On the other side of the door, which was as thick as a bank vault's, was Mr. Brill's personal office. It was a palatial space of robber-baron opulence, from its rugs, trim, and appointments to its furnishings.
Mr. Brill took his place behind the room's centerpiece—an altar-sized, ornately carved antique desk. An assortment of floating video monitors, all positioned to give him the perfect viewing angle, provided most of the light in the otherwise shadowy office.
As Mr. Brill moved, so did the screens. Some displayed views of rooms similar to the one they'd just left, with rows of workers toiling listlessly. Others showed training camps from on high, with black-clad Ravagers drilling and practicing combat maneuvers. Still others trickled out flowing lines of data in a painter’s dream-palette of color.
Mr. Brill scanned a bank of smaller monitors floating over his desk. He swiped his fingers through the air in front of him, cycling through screen after screen of numbers.
"Circumstances change, Truitt. We change with them, or cracks become fractures—and fractures become fissures. I want to know why this nit was
n't picked."
"Well, that's just it, sir. We know something of why." Truitt adopted a collegial tone. They were in this together and would address it as a team, though only one of them would find himself floating in The Fen if the other chose to abandon the cooperative approach. "He had help. From an Envoy."

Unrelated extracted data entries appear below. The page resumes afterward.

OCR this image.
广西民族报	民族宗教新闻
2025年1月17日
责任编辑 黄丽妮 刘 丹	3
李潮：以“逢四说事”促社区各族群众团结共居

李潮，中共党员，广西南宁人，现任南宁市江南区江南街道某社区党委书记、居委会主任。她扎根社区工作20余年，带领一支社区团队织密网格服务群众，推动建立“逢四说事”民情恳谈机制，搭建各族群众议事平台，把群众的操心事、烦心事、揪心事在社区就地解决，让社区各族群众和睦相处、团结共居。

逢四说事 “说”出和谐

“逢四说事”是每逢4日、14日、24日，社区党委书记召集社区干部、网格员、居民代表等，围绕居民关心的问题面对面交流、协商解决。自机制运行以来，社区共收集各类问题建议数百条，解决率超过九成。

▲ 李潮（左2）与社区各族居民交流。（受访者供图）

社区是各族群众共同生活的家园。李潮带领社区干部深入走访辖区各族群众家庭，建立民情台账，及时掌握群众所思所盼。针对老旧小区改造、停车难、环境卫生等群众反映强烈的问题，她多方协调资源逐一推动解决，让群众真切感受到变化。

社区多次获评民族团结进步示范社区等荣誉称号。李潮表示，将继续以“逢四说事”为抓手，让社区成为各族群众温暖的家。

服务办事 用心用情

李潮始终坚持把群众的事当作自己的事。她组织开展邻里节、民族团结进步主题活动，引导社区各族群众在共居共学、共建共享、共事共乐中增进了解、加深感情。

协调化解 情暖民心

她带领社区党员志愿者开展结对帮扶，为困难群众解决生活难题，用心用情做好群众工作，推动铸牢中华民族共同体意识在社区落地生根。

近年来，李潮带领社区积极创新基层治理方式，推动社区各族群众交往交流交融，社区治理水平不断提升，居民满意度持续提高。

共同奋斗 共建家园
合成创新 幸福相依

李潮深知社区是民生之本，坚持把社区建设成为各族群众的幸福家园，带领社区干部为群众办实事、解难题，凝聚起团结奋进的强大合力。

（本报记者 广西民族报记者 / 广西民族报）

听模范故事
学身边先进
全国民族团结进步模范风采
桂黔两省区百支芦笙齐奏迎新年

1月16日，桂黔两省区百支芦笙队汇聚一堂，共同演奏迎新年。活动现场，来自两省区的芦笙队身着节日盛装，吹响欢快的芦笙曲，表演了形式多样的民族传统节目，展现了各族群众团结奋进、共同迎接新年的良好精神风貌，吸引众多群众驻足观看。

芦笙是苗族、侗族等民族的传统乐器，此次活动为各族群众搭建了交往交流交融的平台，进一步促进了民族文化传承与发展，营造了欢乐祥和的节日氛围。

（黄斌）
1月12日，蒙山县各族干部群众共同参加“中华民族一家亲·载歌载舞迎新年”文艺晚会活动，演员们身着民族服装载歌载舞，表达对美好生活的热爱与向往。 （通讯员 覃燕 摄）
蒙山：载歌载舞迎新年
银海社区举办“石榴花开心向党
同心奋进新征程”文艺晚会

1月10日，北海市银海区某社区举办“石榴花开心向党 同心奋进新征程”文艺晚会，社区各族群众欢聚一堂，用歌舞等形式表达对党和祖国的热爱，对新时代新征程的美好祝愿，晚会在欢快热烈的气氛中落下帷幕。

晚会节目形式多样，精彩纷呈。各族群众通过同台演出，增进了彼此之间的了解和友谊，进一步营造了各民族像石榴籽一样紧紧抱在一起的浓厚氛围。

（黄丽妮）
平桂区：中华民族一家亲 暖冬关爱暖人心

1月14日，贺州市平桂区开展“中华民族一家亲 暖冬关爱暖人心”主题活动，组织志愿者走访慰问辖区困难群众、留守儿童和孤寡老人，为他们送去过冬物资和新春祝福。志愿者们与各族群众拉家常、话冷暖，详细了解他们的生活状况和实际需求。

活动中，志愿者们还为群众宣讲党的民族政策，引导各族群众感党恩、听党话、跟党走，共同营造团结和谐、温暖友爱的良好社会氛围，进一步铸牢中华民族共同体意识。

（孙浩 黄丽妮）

Mr. Brill fixed him with the predator's stare for the second time that day. "There are no more Envoys.”
"It would seem that there's one," Truitt said. "Sir."
6
The Van-Tasta
Jonas Porter knew this about beliefs: the more faith you fed them, the more they spit it back at you. When he believed that the Envoys would survive, he found himself alone in the office. When he was certain he would never again receive a Journey assignment, the tube brought him one.
Undependable, these beliefs.
Porter believed this about knowledge: the more sure you were, the more likely you were to be wrong. With that belief in mind, Porter easily rendered an accurate assessment of the current Journey and his worthiness as a guide.
He knew almost nothing.
The last of the Envoys stood in the middle of a narrow country road, feet planted on either side of its double yellow line. He gazed into the distance and risked the betrayal of another belief—that a ride would appear because they needed one.

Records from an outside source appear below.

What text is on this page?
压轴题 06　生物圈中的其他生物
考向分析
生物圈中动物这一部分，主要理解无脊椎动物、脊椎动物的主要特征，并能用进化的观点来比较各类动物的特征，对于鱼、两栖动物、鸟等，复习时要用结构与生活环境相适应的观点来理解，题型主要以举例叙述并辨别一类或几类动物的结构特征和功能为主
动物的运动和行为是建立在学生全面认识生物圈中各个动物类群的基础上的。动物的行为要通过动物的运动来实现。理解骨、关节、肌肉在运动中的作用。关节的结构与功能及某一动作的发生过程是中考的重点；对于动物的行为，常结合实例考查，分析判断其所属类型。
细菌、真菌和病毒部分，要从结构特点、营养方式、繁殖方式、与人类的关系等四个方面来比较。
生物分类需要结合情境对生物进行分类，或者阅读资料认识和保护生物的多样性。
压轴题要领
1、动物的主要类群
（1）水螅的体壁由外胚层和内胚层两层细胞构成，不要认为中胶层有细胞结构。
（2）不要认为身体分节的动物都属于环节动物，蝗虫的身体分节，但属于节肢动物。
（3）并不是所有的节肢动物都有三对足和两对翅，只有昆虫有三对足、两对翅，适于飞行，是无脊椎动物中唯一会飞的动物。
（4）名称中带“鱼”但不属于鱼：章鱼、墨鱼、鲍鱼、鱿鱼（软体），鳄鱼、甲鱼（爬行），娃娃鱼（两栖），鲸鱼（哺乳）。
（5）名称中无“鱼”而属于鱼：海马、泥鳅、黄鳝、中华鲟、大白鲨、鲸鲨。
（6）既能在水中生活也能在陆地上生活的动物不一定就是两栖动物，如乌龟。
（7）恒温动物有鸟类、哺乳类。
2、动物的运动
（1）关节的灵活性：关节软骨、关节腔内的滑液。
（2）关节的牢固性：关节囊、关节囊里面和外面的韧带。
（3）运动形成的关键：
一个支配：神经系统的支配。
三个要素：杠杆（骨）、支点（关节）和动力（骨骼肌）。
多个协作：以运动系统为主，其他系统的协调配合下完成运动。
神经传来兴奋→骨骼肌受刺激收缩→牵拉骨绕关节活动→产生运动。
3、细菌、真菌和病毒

“Can’t you just jump us where we need to go?” The boy sat on the roots of a sugar maple, his back against its trunk. They’d been here for a while—a generous stretch of tedium on top of Paul’s traumatic arrival in The Commons. And there were only two choices for a place to rest: roadside gravel or nearby hardwood.

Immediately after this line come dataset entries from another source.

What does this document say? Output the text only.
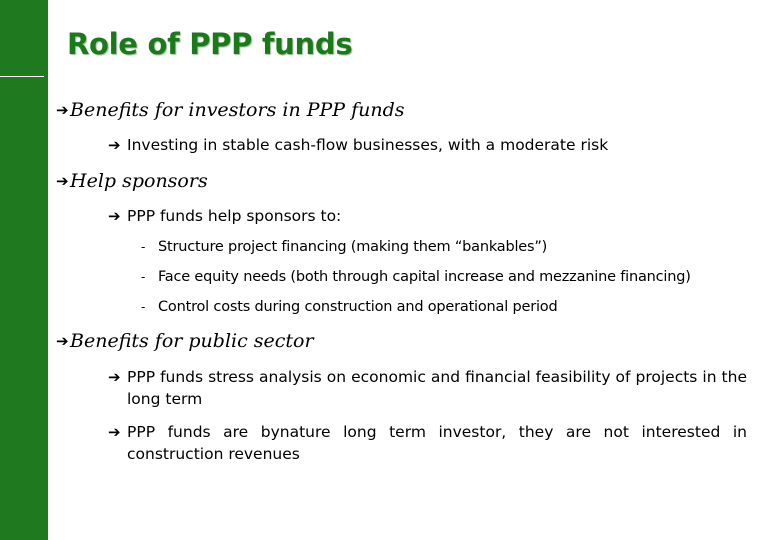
Role of PPP funds
➔ Benefits for investors in PPP funds
➔ Investing in stable cash-flow businesses, with a moderate risk
➔ Help sponsors
➔ PPP funds help sponsors to:
- Structure project financing (making them “bankables”)
- Face equity needs (both through capital increase and mezzanine financing)
- Control costs during construction and operational period
➔ Benefits for public sector
➔ PPP funds stress analysis on economic and financial feasibility of projects in the long term
➔ PPP funds are bynature long term investor, they are not interested in construction revenues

“Too soon. No more jumps until you’re used to them. Anyway, we haven’t identified our destination.”
The boy sighed. He wanted better answers than Porter could give him.
In his lap was a book-sized video gadget meant to be an icebreaker—an introduction to his situation. Envoy best practices called for a crisis counselor to handle intake duties in the office, but there were no counselors here or anywhere. It was a field situation, so Porter was stuck with the portable solution—a device he’d never used playing a video he’d never seen.